The desire of the LORD in verse 6 (Hosea 6:6) is twofold and constitutes a double contrast. JEHOVAH desired reverential trust and "the knowledge of GOD." They produced sacrifices, but did not evidence piety. They brought burnt offerings but did not have the knowledge of GOD. The words of Paul furnish a fitting commentary: "Awake to righteousness, and sin not; for some have not the knowledge of God" (1 Corinthians 15:34). Those who are not awake to righteousness have no consciousness of the presence of GOD.
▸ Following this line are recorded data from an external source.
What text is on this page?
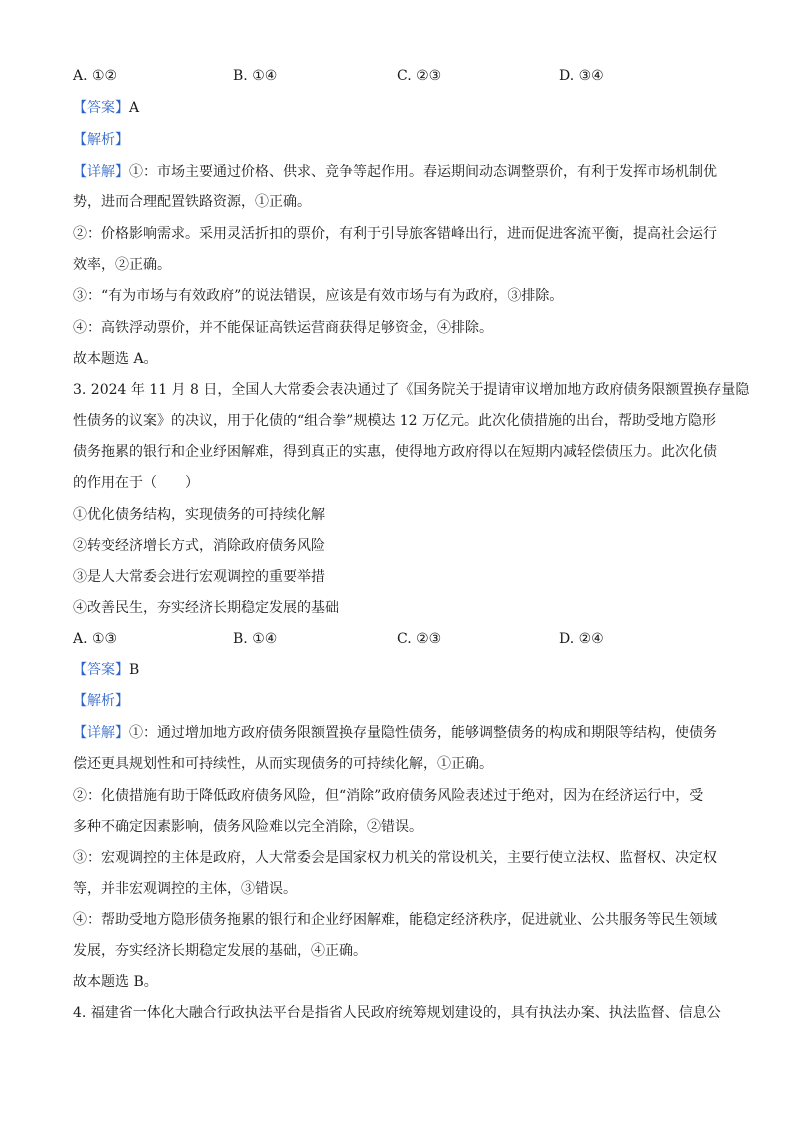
A. ①②	B. ①④	C. ②③	D. ③④
【答案】A
【解析】
【详解】①：市场主要通过价格、供求、竞争等起作用。春运期间动态调整票价，有利于发挥市场机制优
势，进而合理配置铁路资源，①正确。
②：价格影响需求。采用灵活折扣的票价，有利于引导旅客错峰出行，进而促进客流平衡，提高社会运行
效率，②正确。
③：“有为市场与有效政府”的说法错误，应该是有效市场与有为政府，③排除。
④：高铁浮动票价，并不能保证高铁运营商获得足够资金，④排除。
故本题选 A。
3. 2024 年 11 月 8 日，全国人大常委会表决通过了《国务院关于提请审议增加地方政府债务限额置换存量隐
性债务的议案》的决议，用于化债的“组合拳”规模达 12 万亿元。此次化债措施的出台，帮助受地方隐形
债务拖累的银行和企业纾困解难，得到真正的实惠，使得地方政府得以在短期内减轻偿债压力。此次化债
的作用在于（　　）
①优化债务结构，实现债务的可持续化解
②转变经济增长方式，消除政府债务风险
③是人大常委会进行宏观调控的重要举措
④改善民生，夯实经济长期稳定发展的基础
A. ①③	B. ①④	C. ②③	D. ②④
【答案】B
【解析】
【详解】①：通过增加地方政府债务限额置换存量隐性债务，能够调整债务的构成和期限等结构，使债务
偿还更具规划性和可持续性，从而实现债务的可持续化解，①正确。
②：化债措施有助于降低政府债务风险，但“消除”政府债务风险表述过于绝对，因为在经济运行中，受
多种不确定因素影响，债务风险难以完全消除，②错误。
③：宏观调控的主体是政府，人大常委会是国家权力机关的常设机关，主要行使立法权、监督权、决定权
等，并非宏观调控的主体，③错误。
④：帮助受地方隐形债务拖累的银行和企业纾困解难，能稳定经济秩序，促进就业、公共服务等民生领域
发展，夯实经济长期稳定发展的基础，④正确。
故本题选 B。
4. 福建省一体化大融合行政执法平台是指省人民政府统筹规划建设的，具有执法办案、执法监督、信息公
Their need therefore was practical, not theoretical; experiential, not intellectual. This does not imply that GOD overlooks or depreciates the intellectual faculties with which He has endowed us; but the LORD demands heart response, reality in the experience. So deeply had pretense penetrated their lives that they could disobey or ignore the unchangeable commands of the LORD as unprincipled men in the world break contracts with one another (Hosea 6:7). The LORD charged that this was treacherous dealing against Him on the part of His people.
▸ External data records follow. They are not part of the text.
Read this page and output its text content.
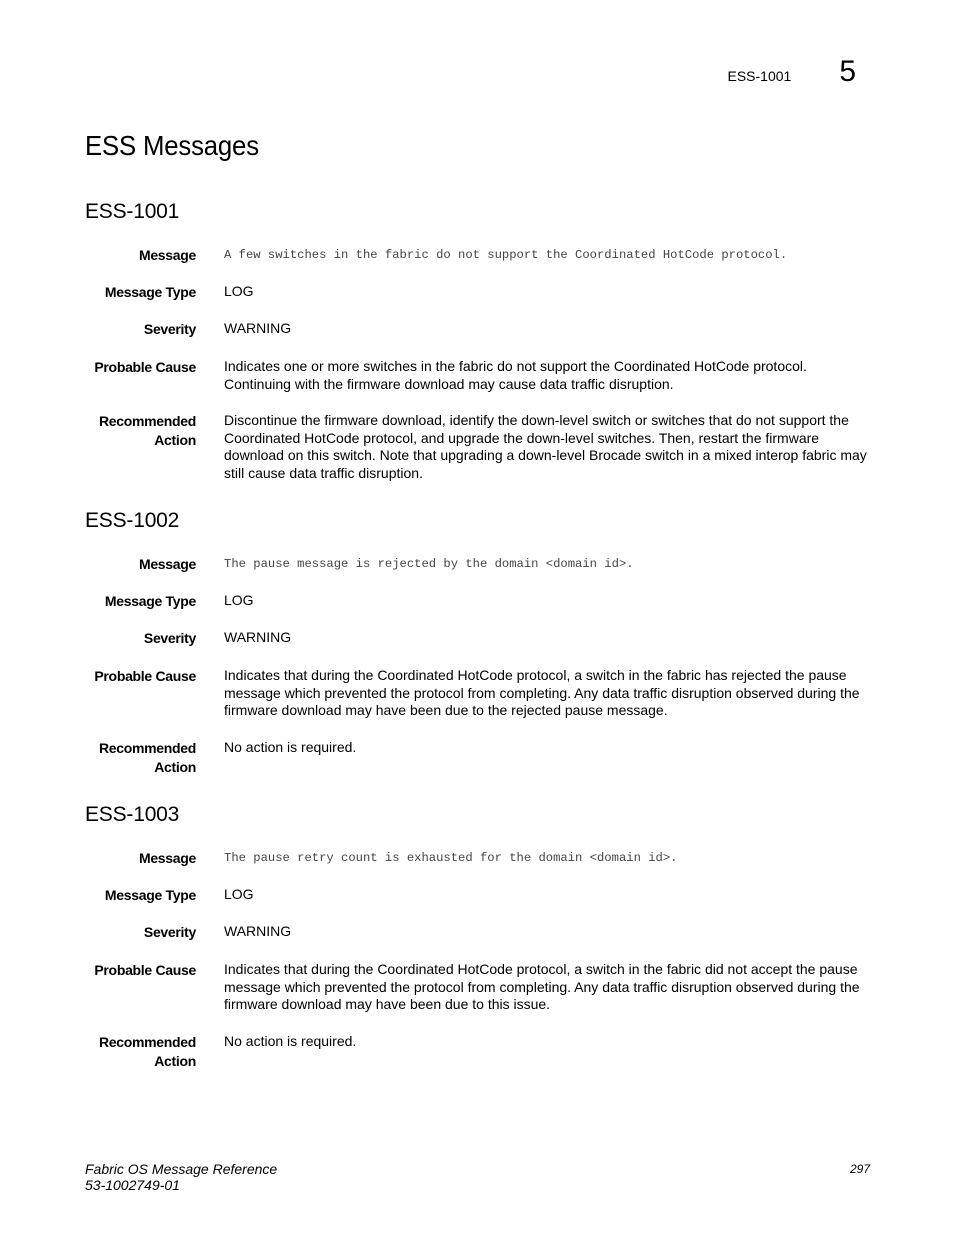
ESS-1001 5
ESS Messages
ESS-1001
Message A few switches in the fabric do not support the Coordinated HotCode protocol.
Message Type LOG
Severity WARNING
Probable Cause Indicates one or more switches in the fabric do not support the Coordinated HotCode protocol. Continuing with the firmware download may cause data traffic disruption.
Recommended
Action
Discontinue the firmware download, identify the down-level switch or switches that do not support the Coordinated HotCode protocol, and upgrade the down-level switches. Then, restart the firmware download on this switch. Note that upgrading a down-level Brocade switch in a mixed interop fabric may still cause data traffic disruption.
ESS-1002
Message The pause message is rejected by the domain <domain id>.
Message Type LOG
Severity WARNING
Probable Cause Indicates that during the Coordinated HotCode protocol, a switch in the fabric has rejected the pause message which prevented the protocol from completing. Any data traffic disruption observed during the firmware download may have been due to the rejected pause message.
Recommended
Action
No action is required.
ESS-1003
Message The pause retry count is exhausted for the domain <domain id>.
Message Type LOG
Severity WARNING
Probable Cause Indicates that during the Coordinated HotCode protocol, a switch in the fabric did not accept the pause message which prevented the protocol from completing. Any data traffic disruption observed during the firmware download may have been due to this issue.
Recommended
Action
No action is required.
Fabric OS Message Reference
53-1002749-01
297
As a consequence of transgressing the covenant (Hosea 6:7), Ramoth-gilead, once a city of refuge, now becomes a city of iniquity (Hosea 6:8) where violence flourishes to the point of bloodshed.
The spiritual leaders now come back into prominence in the text (Hosea 6:9) and are likened unto a band of highway robbers who lie in wait for their victims. Instead of being agents of blessing in Ramoth-gilead to lead men into safety, they collaborate ("the company of") as partners in crime ("murder in the way by consent") to destroy the spiritual testimony of the people. And how did this develop? Just as Aaron used his own hands to fashion the golden calf (Exodus 32:4), so the priests were the chief offenders in worshiping idols, "for they commit lewdness" (Hosea 6:9).
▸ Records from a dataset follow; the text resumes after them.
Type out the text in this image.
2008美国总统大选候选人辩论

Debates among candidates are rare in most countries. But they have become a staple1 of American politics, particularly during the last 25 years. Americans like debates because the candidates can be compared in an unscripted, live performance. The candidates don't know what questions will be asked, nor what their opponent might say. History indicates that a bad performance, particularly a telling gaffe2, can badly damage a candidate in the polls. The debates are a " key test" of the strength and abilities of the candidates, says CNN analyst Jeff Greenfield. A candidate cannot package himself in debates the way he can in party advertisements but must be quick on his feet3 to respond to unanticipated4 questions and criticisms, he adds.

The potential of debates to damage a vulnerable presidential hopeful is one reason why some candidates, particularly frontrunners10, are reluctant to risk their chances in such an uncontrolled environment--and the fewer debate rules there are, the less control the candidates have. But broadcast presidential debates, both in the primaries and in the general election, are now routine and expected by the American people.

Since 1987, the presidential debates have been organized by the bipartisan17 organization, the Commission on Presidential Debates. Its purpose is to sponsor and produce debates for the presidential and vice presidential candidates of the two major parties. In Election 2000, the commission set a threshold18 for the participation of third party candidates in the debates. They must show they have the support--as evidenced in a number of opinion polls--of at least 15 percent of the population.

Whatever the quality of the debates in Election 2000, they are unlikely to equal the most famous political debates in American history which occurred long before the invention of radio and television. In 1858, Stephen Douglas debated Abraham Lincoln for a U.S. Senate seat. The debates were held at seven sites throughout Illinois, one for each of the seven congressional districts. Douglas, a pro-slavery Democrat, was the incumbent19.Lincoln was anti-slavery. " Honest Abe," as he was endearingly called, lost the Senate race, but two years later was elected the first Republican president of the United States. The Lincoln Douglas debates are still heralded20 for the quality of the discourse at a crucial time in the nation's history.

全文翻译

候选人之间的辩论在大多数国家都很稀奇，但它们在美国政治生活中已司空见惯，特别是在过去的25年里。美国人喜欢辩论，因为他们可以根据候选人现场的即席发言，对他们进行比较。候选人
Words fail us utterly in attempting to capture in literary expression something of the grief which filled the heart of the LORD. "I have seen an horrible thing in the house of Israel," He sorrowfully reveals (Hosea 6:10). The virgin has become an (spiritual) adulteress. Ephraim has become joined to idols. If the moneychangers in the temple moved JESUS to register so firm a disapproval, what must have been the intensity of divine disapprobation in viewing the idols in the midst of His people?
Their leaders were broken in judgment (Hosea 5:11). Continued disobedience to the revealed will of GOD carries with it a compounding principle; as, for instance: "But after thy hardness and impenitent heart treasurest up unto thyself wrath against the day of wrath and revelation of the righteous judgment of God" (Romans 2:5). The prophet sounds the same alarming note when he says: "Also, O Judah, he hath set a harvest (of judgments) for thee" (Hosea 6:11).
The southern kingdom may have been more conservative than the northern for a time (Hosea 1:7), but they had become increasingly contaminated with this rapidly expanding epidemic of idolatry.
Nothing is more certain in the Scriptures than that every deed will receive its just reward, but how graciously and patiently GOD sought to curb wayward tendencies and to invoke corrective measures among His ancient people!